Some players questioned the timing of the news

MLB Hoping for 82-Game Season Starting in July
A detailed view of a pair of official Rawlings MLB baseballs. (Mark Cunningham/MLB Photos via Getty)
MLB Photos via Getty Images

The tensions between Major League Baseball and the Players’ Association already have many fans wondering whether they’ll see a baseball season this year, and now there’s another complication: several MLB players and coaches have reportedly tested positive for COVID-19.

There’s no word on who tested positive or how many players and staff have been impacted by the virus, but the news of the positive tests was revealed in a letter obtained by USA Today sent Monday from MLB’s Deputy Commissioner Dan Halem to Player’s Association attorney Bruce Meyer.

“The proliferation of COVID-19 outbreaks around the country over the last week, and the fact that we already know of several 40-man roster players and staff who have tested positive, has increased the risks associated with commencing spring training in the next few weeks,” Halem wrote.

“Your recent letters have all expressed the concern, in one form or another, that players are being ‘asked to take on extraordinary burdens and risks in the current environment,’” he continued. “However, the Association’s proposals to play as many games as possible, as deep into the fall as possible, increases the health risks to players and staff, which is not something we are prepared to do.”

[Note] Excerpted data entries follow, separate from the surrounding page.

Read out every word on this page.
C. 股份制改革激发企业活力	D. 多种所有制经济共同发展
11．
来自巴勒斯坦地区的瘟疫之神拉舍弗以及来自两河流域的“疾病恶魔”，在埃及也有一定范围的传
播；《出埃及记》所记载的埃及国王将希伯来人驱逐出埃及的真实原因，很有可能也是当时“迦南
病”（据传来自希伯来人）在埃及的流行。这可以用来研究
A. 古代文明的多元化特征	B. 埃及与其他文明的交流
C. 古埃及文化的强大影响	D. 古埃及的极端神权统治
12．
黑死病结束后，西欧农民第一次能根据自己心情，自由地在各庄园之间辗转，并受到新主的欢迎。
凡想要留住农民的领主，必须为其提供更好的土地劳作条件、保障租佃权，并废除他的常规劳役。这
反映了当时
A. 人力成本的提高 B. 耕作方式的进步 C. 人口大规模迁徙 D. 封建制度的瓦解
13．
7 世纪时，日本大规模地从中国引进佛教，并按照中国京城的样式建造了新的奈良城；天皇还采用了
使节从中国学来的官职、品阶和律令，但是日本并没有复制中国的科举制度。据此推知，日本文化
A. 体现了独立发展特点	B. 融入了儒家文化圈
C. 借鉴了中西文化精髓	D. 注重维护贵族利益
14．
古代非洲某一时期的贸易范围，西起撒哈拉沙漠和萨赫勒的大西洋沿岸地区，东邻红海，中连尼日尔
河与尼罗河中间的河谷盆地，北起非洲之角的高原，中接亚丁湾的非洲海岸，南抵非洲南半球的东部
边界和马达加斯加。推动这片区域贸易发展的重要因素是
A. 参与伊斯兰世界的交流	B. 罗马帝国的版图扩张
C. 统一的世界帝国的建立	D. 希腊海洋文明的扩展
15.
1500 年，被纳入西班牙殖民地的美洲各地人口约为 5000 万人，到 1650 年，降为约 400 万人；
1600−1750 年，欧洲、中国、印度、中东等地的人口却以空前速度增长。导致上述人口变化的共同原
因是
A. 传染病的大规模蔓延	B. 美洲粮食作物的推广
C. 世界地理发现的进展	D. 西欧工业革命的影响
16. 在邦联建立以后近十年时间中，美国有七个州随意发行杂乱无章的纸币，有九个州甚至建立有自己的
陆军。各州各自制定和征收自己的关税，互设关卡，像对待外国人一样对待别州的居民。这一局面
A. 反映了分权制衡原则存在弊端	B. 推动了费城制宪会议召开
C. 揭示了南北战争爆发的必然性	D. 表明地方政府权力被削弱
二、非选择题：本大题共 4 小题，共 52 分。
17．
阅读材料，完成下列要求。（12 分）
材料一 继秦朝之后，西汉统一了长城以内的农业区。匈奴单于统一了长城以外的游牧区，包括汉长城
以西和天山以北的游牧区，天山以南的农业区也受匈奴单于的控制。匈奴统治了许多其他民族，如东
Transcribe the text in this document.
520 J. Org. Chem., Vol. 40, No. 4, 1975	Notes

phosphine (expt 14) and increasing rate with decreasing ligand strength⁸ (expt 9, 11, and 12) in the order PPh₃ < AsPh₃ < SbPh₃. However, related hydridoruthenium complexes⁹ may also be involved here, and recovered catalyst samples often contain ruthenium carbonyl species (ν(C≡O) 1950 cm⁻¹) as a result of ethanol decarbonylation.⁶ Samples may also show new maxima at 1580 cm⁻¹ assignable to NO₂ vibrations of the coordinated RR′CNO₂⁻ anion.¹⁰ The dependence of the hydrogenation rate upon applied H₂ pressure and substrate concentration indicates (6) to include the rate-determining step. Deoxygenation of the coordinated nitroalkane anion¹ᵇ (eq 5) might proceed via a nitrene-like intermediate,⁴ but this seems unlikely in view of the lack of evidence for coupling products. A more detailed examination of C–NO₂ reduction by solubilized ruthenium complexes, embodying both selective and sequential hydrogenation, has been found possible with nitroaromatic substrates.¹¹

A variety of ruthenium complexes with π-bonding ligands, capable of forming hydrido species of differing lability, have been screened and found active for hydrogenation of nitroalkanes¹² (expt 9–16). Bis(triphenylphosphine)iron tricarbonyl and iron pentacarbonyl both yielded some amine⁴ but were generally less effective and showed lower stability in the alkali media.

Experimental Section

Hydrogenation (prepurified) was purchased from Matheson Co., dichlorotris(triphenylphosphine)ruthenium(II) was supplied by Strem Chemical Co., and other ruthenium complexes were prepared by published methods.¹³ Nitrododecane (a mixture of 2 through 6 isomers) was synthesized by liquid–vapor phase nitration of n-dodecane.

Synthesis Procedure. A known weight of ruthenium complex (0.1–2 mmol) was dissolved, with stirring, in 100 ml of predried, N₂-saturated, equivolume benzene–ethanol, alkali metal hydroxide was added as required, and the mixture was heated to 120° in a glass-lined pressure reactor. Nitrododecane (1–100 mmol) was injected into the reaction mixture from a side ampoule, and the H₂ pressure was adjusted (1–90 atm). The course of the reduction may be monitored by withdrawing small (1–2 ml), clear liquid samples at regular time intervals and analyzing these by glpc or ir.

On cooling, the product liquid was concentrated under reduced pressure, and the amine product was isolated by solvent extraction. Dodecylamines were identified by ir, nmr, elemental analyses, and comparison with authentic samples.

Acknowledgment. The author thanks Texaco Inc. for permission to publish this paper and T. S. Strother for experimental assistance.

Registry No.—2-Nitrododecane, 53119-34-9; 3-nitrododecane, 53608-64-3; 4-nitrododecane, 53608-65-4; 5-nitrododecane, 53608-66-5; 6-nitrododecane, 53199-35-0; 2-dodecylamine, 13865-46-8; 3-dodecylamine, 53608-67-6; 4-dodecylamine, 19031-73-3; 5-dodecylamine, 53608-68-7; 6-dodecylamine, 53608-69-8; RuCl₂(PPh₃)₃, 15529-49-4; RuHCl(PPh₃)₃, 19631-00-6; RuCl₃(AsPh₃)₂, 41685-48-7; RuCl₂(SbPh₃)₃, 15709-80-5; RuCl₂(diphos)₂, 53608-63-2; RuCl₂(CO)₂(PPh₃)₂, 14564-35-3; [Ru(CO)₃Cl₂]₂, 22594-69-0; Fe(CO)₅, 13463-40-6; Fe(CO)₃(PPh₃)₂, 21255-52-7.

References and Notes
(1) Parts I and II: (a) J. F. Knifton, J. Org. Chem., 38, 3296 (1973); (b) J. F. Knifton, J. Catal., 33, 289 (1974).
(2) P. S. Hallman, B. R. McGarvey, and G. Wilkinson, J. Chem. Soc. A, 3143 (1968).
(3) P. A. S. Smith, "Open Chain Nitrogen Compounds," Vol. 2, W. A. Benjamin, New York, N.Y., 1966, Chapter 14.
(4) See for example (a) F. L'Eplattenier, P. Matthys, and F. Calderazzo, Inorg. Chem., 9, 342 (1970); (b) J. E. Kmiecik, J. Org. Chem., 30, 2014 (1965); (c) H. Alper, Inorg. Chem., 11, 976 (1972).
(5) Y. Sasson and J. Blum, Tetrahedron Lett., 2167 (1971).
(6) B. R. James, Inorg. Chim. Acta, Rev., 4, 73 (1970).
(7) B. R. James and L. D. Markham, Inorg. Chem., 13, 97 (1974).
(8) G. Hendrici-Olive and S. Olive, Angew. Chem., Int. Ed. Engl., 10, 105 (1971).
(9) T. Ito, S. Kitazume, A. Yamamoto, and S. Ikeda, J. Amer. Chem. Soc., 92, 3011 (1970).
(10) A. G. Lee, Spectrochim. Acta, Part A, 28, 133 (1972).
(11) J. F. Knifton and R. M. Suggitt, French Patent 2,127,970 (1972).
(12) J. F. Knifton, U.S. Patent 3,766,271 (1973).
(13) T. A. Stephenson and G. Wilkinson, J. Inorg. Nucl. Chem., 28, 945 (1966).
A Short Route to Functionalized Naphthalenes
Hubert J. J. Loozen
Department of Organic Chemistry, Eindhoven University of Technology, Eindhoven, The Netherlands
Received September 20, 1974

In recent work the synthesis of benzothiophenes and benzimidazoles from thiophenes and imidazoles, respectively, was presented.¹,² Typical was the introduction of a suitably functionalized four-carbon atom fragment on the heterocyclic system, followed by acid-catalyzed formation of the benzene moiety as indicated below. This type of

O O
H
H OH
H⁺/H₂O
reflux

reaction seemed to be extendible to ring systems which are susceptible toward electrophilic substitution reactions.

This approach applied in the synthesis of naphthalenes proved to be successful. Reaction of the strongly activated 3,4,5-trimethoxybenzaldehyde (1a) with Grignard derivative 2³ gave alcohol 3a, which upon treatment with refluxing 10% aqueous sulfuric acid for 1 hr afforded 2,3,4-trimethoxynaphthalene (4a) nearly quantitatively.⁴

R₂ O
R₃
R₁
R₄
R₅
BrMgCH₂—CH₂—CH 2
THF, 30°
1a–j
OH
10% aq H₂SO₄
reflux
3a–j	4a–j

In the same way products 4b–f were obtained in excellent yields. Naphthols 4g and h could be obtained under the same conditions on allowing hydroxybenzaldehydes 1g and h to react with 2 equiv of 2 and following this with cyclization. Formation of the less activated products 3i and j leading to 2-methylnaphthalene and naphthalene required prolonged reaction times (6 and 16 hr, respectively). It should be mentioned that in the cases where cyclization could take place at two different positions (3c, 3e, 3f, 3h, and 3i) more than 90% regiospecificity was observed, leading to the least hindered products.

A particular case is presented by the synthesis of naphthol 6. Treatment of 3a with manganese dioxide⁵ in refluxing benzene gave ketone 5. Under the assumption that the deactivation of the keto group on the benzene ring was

Halem also insisted that the league’s concern over the positive tests is not simply an excuse to implement a shorter season.

“We strongly disagree with your assertion that our concern about player health and safety in the midst of the greatest health crisis in our lifetime is a ‘pretext’ to play fewer games,” he wrote. “As you are aware, while the language in [the March 26 agreement] states that the Office of the Commissioner will use ‘best efforts to play as many games as possible,’ a very important qualifier to that provision is that the schedule must take into account ‘player safety and health.’ That qualifier was inserted … because neither party had crystal ball in March 2020 to predict the COVID-19 situation at the time the 2020 season was to resume (if at all).’’

However, some players aren’t buying it, taking to Twitter to question the timing of the letter’s leaking. “First, I hope everyone is feeling ok and recovering well,” Nationals pitcher Sean Doolittle wrote. “But the timing of this leak is suspicious and it feels really gross.” Cubs first baseman Anthony Rizzo retweeted news of the positive tests and added “Good timing,” and Mets first baseman Pete Alonso replied to Rizzo’s tweet with, “It’s almost as if they planned it.”